J Am Coll Surg. 2012 Apr;214(4):400-7; discussion 407-8. doi: 10.1016/j.jamcollsurg.2011.12.046.
Severe secondary hyperparathyroidism, which is associated with life-threatening complications, can develop in dialysis-dependent end-stage renal disease patients. The aim of this study was to compare short- and long-term mortality in dialysis patients who underwent near-total parathyroidectomy (NTPTX) and matched nonoperated controls.

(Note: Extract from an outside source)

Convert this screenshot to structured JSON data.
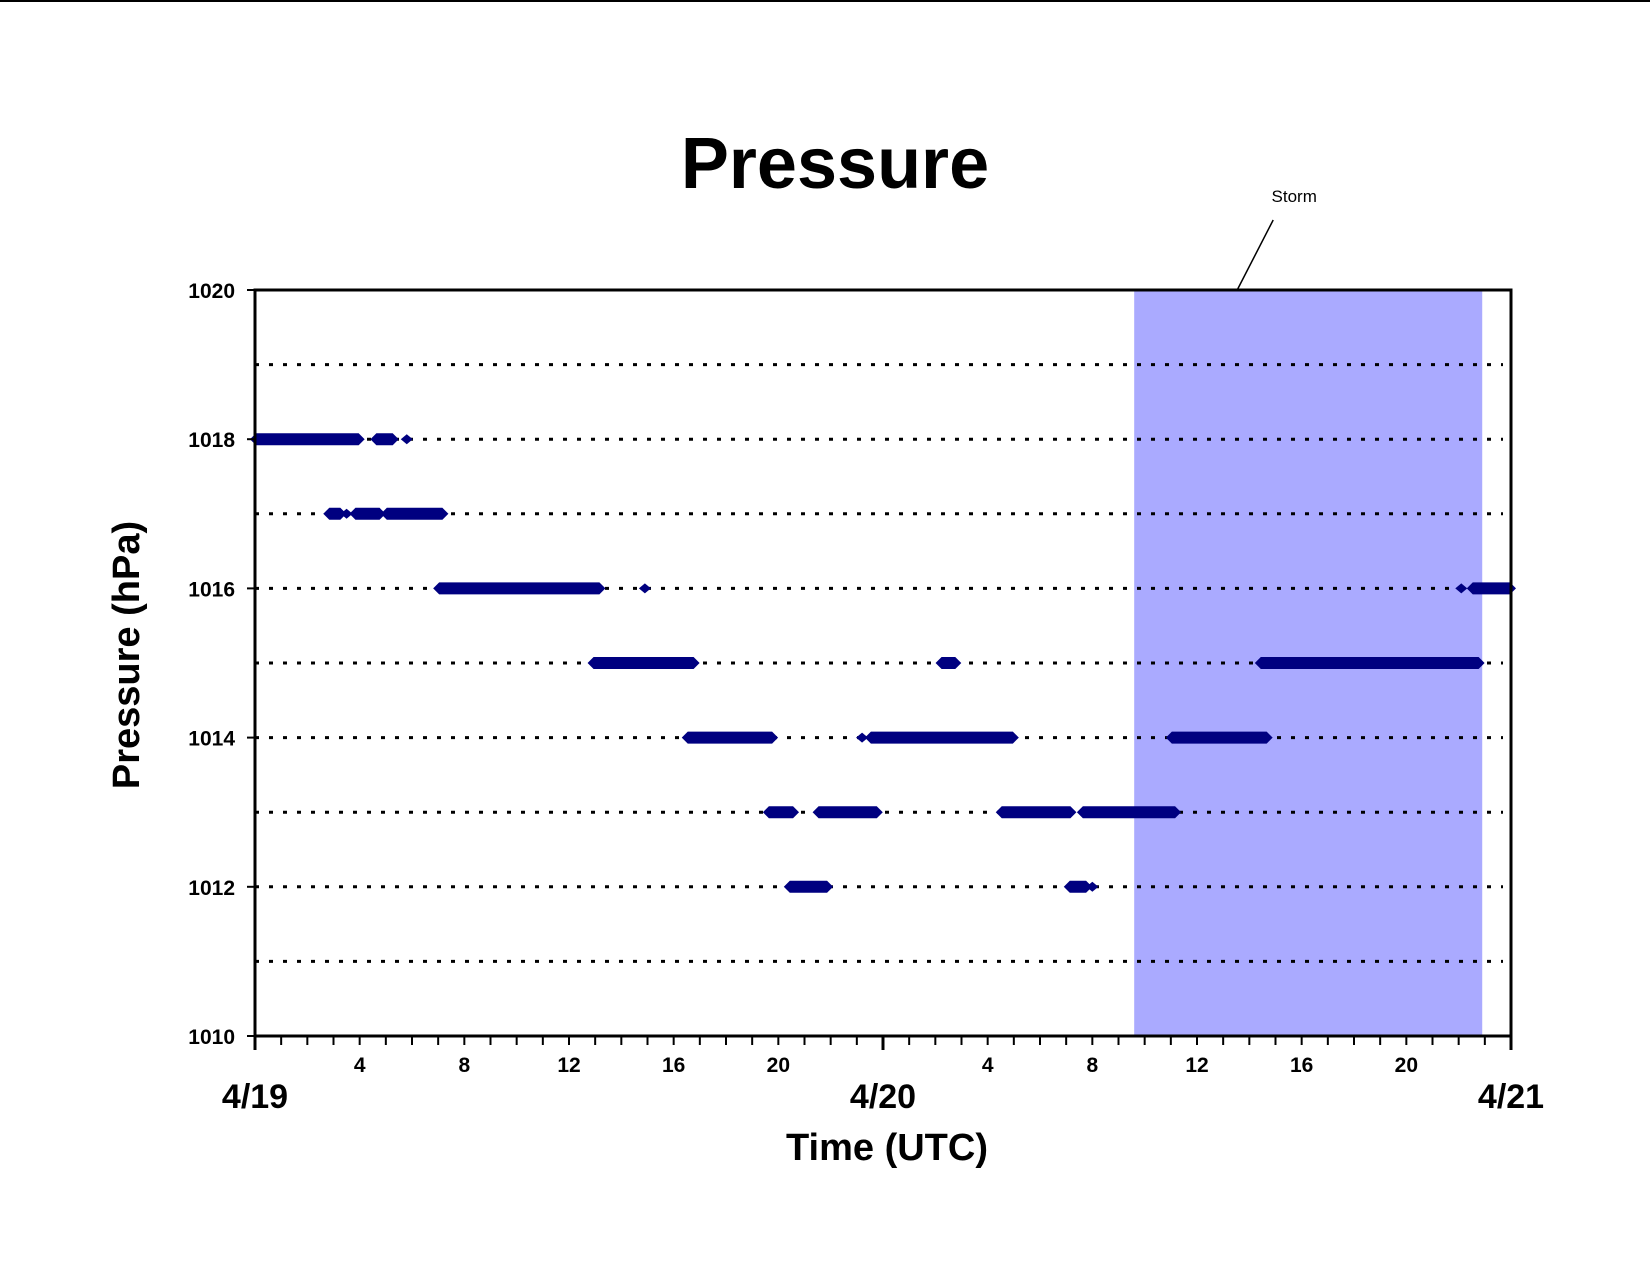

We identified 150 dialysis patients who underwent NTPTX (1993-2009) at our institution and compared them with 1,044 nonoperated control patients identified in the US Renal Data System registry, matched for age, sex, race, diabetes as cause of kidney failure, years on dialysis, and dialysis modality. Survival outcomes were estimated using multivariable Cox proportional hazards models with stratification on the matching sets, adjusted for cardiovascular comorbidities, smoking, inability to ambulate/transfer, and payor status.

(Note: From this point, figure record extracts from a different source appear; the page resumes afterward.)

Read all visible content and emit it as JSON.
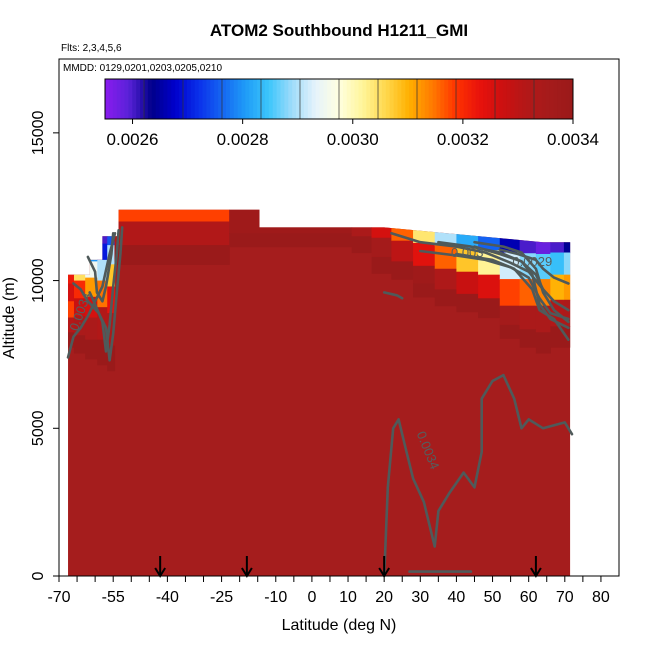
{
  "chart_data": {
    "type": "heatmap",
    "title": "ATOM2 Southbound H1211_GMI",
    "annotations": [
      "Flts: 2,3,4,5,6",
      "MMDD: 0129,0201,0203,0205,0210"
    ],
    "xlabel": "Latitude (deg N)",
    "ylabel": "Altitude (m)",
    "xlim": [
      -70,
      85
    ],
    "ylim": [
      0,
      17500
    ],
    "x_ticks": [
      -70,
      -65,
      -60,
      -55,
      -50,
      -45,
      -40,
      -35,
      -30,
      -25,
      -20,
      -15,
      -10,
      -5,
      0,
      5,
      10,
      15,
      20,
      25,
      30,
      35,
      40,
      45,
      50,
      55,
      60,
      65,
      70,
      75,
      80
    ],
    "x_tick_labels": [
      "-70",
      "",
      "",
      "-55",
      "",
      "",
      "-40",
      "",
      "",
      "-25",
      "",
      "",
      "-10",
      "",
      "0",
      "",
      "10",
      "",
      "20",
      "",
      "30",
      "",
      "40",
      "",
      "50",
      "",
      "60",
      "",
      "70",
      "",
      "80"
    ],
    "y_ticks": [
      0,
      5000,
      10000,
      15000
    ],
    "y_tick_labels": [
      "0",
      "5000",
      "10000",
      "15000"
    ],
    "colorbar": {
      "min": 0.00255,
      "max": 0.0034,
      "tick_values": [
        0.0026,
        0.0028,
        0.003,
        0.0032,
        0.0034
      ],
      "tick_labels": [
        "0.0026",
        "0.0028",
        "0.0030",
        "0.0032",
        "0.0034"
      ],
      "colors": [
        "#8a1cef",
        "#5a22d8",
        "#00008b",
        "#0000cd",
        "#0a30ea",
        "#1565f2",
        "#1f9cf7",
        "#3cc6fb",
        "#9fdcfa",
        "#e6f3fb",
        "#ffffe0",
        "#fff59a",
        "#ffd84d",
        "#ffb000",
        "#ff7a00",
        "#ff3300",
        "#e8120c",
        "#cc1010",
        "#b31818",
        "#a51b1b",
        "#9a1a1a"
      ]
    },
    "background_value": 0.0034,
    "background_color": "#a51d1d",
    "domain_lat": [
      -67.5,
      71.5
    ],
    "domain_top_alt": [
      [
        -67.5,
        10200
      ],
      [
        -61.5,
        10200
      ],
      [
        -61.5,
        10700
      ],
      [
        -58,
        10700
      ],
      [
        -58,
        11500
      ],
      [
        -53.5,
        11500
      ],
      [
        -53.5,
        12400
      ],
      [
        -14.5,
        12400
      ],
      [
        -14.5,
        11800
      ],
      [
        20,
        11800
      ],
      [
        64,
        11300
      ],
      [
        71.5,
        11300
      ]
    ],
    "upper_gradient_columns": [
      {
        "lat": -67.2,
        "values": [
          [
            10200,
            0.00322
          ],
          [
            9600,
            0.00326
          ],
          [
            9000,
            0.00318
          ],
          [
            8500,
            0.00331
          ],
          [
            8000,
            0.0034
          ]
        ]
      },
      {
        "lat": -64.5,
        "values": [
          [
            10700,
            0.0029
          ],
          [
            10300,
            0.00305
          ],
          [
            9700,
            0.0032
          ],
          [
            9100,
            0.00328
          ],
          [
            8500,
            0.00334
          ],
          [
            7800,
            0.0034
          ]
        ]
      },
      {
        "lat": -61,
        "values": [
          [
            10900,
            0.0028
          ],
          [
            10400,
            0.00295
          ],
          [
            9800,
            0.00312
          ],
          [
            9100,
            0.00326
          ],
          [
            8400,
            0.00334
          ],
          [
            7600,
            0.0034
          ]
        ]
      },
      {
        "lat": -57.8,
        "values": [
          [
            11500,
            0.0026
          ],
          [
            11000,
            0.0027
          ],
          [
            10400,
            0.0029
          ],
          [
            9600,
            0.00315
          ],
          [
            8600,
            0.00332
          ],
          [
            7400,
            0.0034
          ]
        ]
      },
      {
        "lat": -55.5,
        "values": [
          [
            11500,
            0.00275
          ],
          [
            10900,
            0.0029
          ],
          [
            10200,
            0.00308
          ],
          [
            9400,
            0.00323
          ],
          [
            8400,
            0.00334
          ],
          [
            7200,
            0.0034
          ]
        ]
      },
      {
        "lat": -53.8,
        "values": [
          [
            12400,
            0.00318
          ],
          [
            11600,
            0.00332
          ],
          [
            10800,
            0.0034
          ]
        ]
      },
      {
        "lat": 8,
        "values": [
          [
            11800,
            0.00338
          ],
          [
            11400,
            0.0034
          ]
        ]
      },
      {
        "lat": 14,
        "values": [
          [
            11800,
            0.00334
          ],
          [
            11200,
            0.0034
          ]
        ]
      },
      {
        "lat": 19,
        "values": [
          [
            11800,
            0.00326
          ],
          [
            11100,
            0.00336
          ],
          [
            10500,
            0.0034
          ]
        ]
      },
      {
        "lat": 25,
        "values": [
          [
            11700,
            0.00316
          ],
          [
            11000,
            0.0033
          ],
          [
            10300,
            0.0034
          ]
        ]
      },
      {
        "lat": 31,
        "values": [
          [
            11650,
            0.00304
          ],
          [
            10900,
            0.00324
          ],
          [
            10100,
            0.00338
          ],
          [
            9700,
            0.0034
          ]
        ]
      },
      {
        "lat": 37,
        "values": [
          [
            11600,
            0.0029
          ],
          [
            10800,
            0.00316
          ],
          [
            10000,
            0.00333
          ],
          [
            9400,
            0.0034
          ]
        ]
      },
      {
        "lat": 43,
        "values": [
          [
            11500,
            0.00282
          ],
          [
            10700,
            0.00308
          ],
          [
            9900,
            0.00328
          ],
          [
            9200,
            0.0034
          ]
        ]
      },
      {
        "lat": 49,
        "values": [
          [
            11450,
            0.00276
          ],
          [
            10600,
            0.00302
          ],
          [
            9800,
            0.00325
          ],
          [
            9000,
            0.0034
          ]
        ]
      },
      {
        "lat": 55,
        "values": [
          [
            11400,
            0.00266
          ],
          [
            10500,
            0.00292
          ],
          [
            9600,
            0.00318
          ],
          [
            8700,
            0.00336
          ],
          [
            8300,
            0.0034
          ]
        ]
      },
      {
        "lat": 60,
        "values": [
          [
            11350,
            0.0026
          ],
          [
            10500,
            0.00288
          ],
          [
            9600,
            0.00316
          ],
          [
            8700,
            0.00334
          ],
          [
            8000,
            0.0034
          ]
        ]
      },
      {
        "lat": 64,
        "values": [
          [
            11300,
            0.00258
          ],
          [
            10500,
            0.00286
          ],
          [
            9600,
            0.00314
          ],
          [
            8700,
            0.00334
          ],
          [
            7800,
            0.0034
          ]
        ]
      },
      {
        "lat": 68,
        "values": [
          [
            11300,
            0.0026
          ],
          [
            10600,
            0.00284
          ],
          [
            9800,
            0.0031
          ],
          [
            8900,
            0.00332
          ],
          [
            8000,
            0.0034
          ]
        ]
      },
      {
        "lat": 71.5,
        "values": [
          [
            11300,
            0.00264
          ],
          [
            10600,
            0.00288
          ],
          [
            9800,
            0.00312
          ],
          [
            8900,
            0.00334
          ],
          [
            8000,
            0.0034
          ]
        ]
      }
    ],
    "contour_labels": [
      {
        "text": "0.0034",
        "lat": -63,
        "alt": 8900
      },
      {
        "text": "0.0034",
        "lat": 31,
        "alt": 4200
      },
      {
        "text": "0.003",
        "lat": 43,
        "alt": 10800
      },
      {
        "text": "0.0029",
        "lat": 61,
        "alt": 10500
      }
    ],
    "contour_lines": [
      [
        [
          -62,
          10800
        ],
        [
          -60,
          10300
        ],
        [
          -59.5,
          9600
        ],
        [
          -58,
          9300
        ],
        [
          -57,
          9800
        ],
        [
          -55.5,
          10900
        ],
        [
          -55,
          11600
        ]
      ],
      [
        [
          -61.5,
          9600
        ],
        [
          -60,
          9200
        ],
        [
          -58,
          8600
        ],
        [
          -57,
          7600
        ],
        [
          -56,
          8500
        ],
        [
          -55,
          9800
        ],
        [
          -54,
          10900
        ],
        [
          -53.5,
          11700
        ]
      ],
      [
        [
          -66,
          9900
        ],
        [
          -64,
          9700
        ],
        [
          -62,
          9300
        ],
        [
          -59,
          8900
        ],
        [
          -57,
          8400
        ],
        [
          -56,
          7300
        ],
        [
          -55,
          8200
        ],
        [
          -54,
          9600
        ],
        [
          -53,
          10900
        ],
        [
          -52.5,
          11800
        ]
      ],
      [
        [
          -67.5,
          7400
        ],
        [
          -66,
          8100
        ],
        [
          -64,
          8400
        ],
        [
          -62,
          8800
        ],
        [
          -60,
          9300
        ],
        [
          -58,
          9800
        ],
        [
          -56,
          10900
        ],
        [
          -54.5,
          11600
        ]
      ],
      [
        [
          22,
          11600
        ],
        [
          30,
          11300
        ],
        [
          40,
          11150
        ],
        [
          48,
          10950
        ],
        [
          55,
          10600
        ],
        [
          60,
          10300
        ],
        [
          64,
          9700
        ],
        [
          67,
          9300
        ],
        [
          71,
          9000
        ]
      ],
      [
        [
          30,
          11000
        ],
        [
          40,
          10850
        ],
        [
          48,
          10700
        ],
        [
          55,
          10450
        ],
        [
          60,
          10100
        ],
        [
          63,
          9400
        ],
        [
          66,
          8900
        ],
        [
          71,
          8700
        ]
      ],
      [
        [
          35,
          11300
        ],
        [
          44,
          11150
        ],
        [
          52,
          10950
        ],
        [
          58,
          10650
        ],
        [
          61,
          10200
        ],
        [
          63,
          9200
        ],
        [
          66,
          8700
        ],
        [
          71,
          8400
        ]
      ],
      [
        [
          45,
          11300
        ],
        [
          53,
          11150
        ],
        [
          58,
          10950
        ],
        [
          62,
          10400
        ],
        [
          64,
          9600
        ],
        [
          67,
          9000
        ],
        [
          71,
          8600
        ]
      ],
      [
        [
          40,
          10900
        ],
        [
          50,
          10700
        ],
        [
          56,
          10400
        ],
        [
          61,
          9700
        ],
        [
          63,
          9000
        ],
        [
          67,
          8700
        ],
        [
          71,
          8000
        ]
      ],
      [
        [
          52,
          11050
        ],
        [
          57,
          10900
        ],
        [
          62,
          10700
        ],
        [
          64,
          10400
        ],
        [
          67,
          10100
        ],
        [
          71,
          9900
        ]
      ],
      [
        [
          45,
          11150
        ],
        [
          52,
          10900
        ],
        [
          58,
          10650
        ],
        [
          62,
          10200
        ],
        [
          64,
          9700
        ]
      ],
      [
        [
          20,
          9600
        ],
        [
          23.5,
          9500
        ],
        [
          25,
          9400
        ]
      ],
      [
        [
          27,
          150
        ],
        [
          44,
          150
        ]
      ],
      [
        [
          20,
          0
        ],
        [
          21,
          3000
        ],
        [
          22.5,
          5000
        ],
        [
          24,
          5300
        ],
        [
          26,
          4300
        ],
        [
          28,
          3300
        ],
        [
          31,
          2500
        ],
        [
          34,
          1000
        ],
        [
          35,
          2200
        ],
        [
          38,
          2800
        ],
        [
          42,
          3500
        ],
        [
          45,
          3000
        ],
        [
          47,
          4200
        ],
        [
          47,
          6000
        ],
        [
          50,
          6600
        ],
        [
          53,
          6800
        ],
        [
          56,
          6000
        ],
        [
          58,
          5000
        ],
        [
          60,
          5300
        ],
        [
          64,
          5000
        ],
        [
          70,
          5200
        ],
        [
          72,
          4800
        ]
      ]
    ],
    "profile_arrows_lat": [
      -42,
      -18,
      20,
      62
    ]
  }
}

During a follow-up of a mean of 3.6 years (range 0.1 month to 16.4 years), NTPTX patients had a significant reduction in the long-term risk of all-cause death (hazard ratio = 0.68; 95% CI, 0.52-0.89; p = 0.006) compared with controls. Thirty-day mortality rates for NTPTX patients and controls were 246 vs 105 per 1,000 person-years (p = 0.21). In adjusted analyses, NTPTX patients had a 37% reduced risk of all-cause death and a 33% reduced risk of cardiovascular death compared with controls. A durable reduction in mean parathyroid hormone was observed after NTPTX; from 1,776 ± 1,416.6 pg/mL to 301 ± 285.7 pg/mL (p < 0.0001).

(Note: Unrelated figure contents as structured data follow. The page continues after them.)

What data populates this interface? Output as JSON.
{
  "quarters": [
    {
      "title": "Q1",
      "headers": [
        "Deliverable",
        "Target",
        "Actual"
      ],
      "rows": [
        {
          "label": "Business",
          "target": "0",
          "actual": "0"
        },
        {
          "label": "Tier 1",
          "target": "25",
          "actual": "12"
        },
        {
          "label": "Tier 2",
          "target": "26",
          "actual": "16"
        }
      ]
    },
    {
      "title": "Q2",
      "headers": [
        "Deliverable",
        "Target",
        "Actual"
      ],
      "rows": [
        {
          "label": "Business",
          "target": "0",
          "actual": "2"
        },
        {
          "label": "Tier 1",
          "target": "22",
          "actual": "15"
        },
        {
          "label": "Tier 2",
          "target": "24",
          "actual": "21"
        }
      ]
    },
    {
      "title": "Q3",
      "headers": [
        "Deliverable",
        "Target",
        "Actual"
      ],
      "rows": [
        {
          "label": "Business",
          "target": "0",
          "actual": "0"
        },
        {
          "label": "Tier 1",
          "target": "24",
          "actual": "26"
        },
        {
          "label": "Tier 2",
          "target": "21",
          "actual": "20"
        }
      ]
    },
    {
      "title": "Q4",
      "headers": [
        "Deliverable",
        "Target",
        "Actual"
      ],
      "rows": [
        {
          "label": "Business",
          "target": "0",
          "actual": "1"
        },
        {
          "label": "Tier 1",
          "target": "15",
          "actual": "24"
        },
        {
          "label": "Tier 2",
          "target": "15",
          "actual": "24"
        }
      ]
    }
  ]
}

In our center, NTPTX in dialysis patients was associated with a significant reduction in long-term risk of death compared with matched control patients, without a significantly increased short-term risk.
在依赖透析的终末期肾病患者中,可发生危及生命的严重继发性甲状旁腺功能亢进症。本研究的目的是比较接受甲状旁腺全切除术(NTPTX)和匹配的未手术对照组透析患者的短期和长期死亡率。
我们确定了在我院接受 NTPTX(1993-2009 年)的 150 例透析患者,并与在美国肾脏数据系统登记处确定的 1044 例未手术对照患者进行比较,这些患者按年龄、性别、种族、肾衰竭病因(糖尿病)、透析年限和透析方式进行匹配。使用多变量 Cox 比例风险模型估计生存结果,并对匹配组进行分层,调整心血管合并症、吸烟、无法行走/转移和支付者状态。
在平均 3.6 年(0.1 个月至 16.4 年)的随访期间,与对照组相比,NTPTX 患者全因死亡的长期风险显著降低(风险比=0.68;95%CI,0.52-0.89;p=0.006)。NTPTX 患者和对照组的 30 天死亡率分别为每 1000 人年 246 例和 105 例(p=0.21)。在调整后的分析中,与对照组相比,NTPTX 患者全因死亡风险降低 37%,心血管死亡风险降低 33%。NTPTX 后甲状旁腺激素的均值持续降低;从 1776±1416.6 pg/mL 降至 301±285.7 pg/mL(p<0.0001)。
在我们的中心,与匹配的对照组患者相比,透析患者接受 NTPTX 与长期死亡风险显著降低相关,而短期风险无显著增加。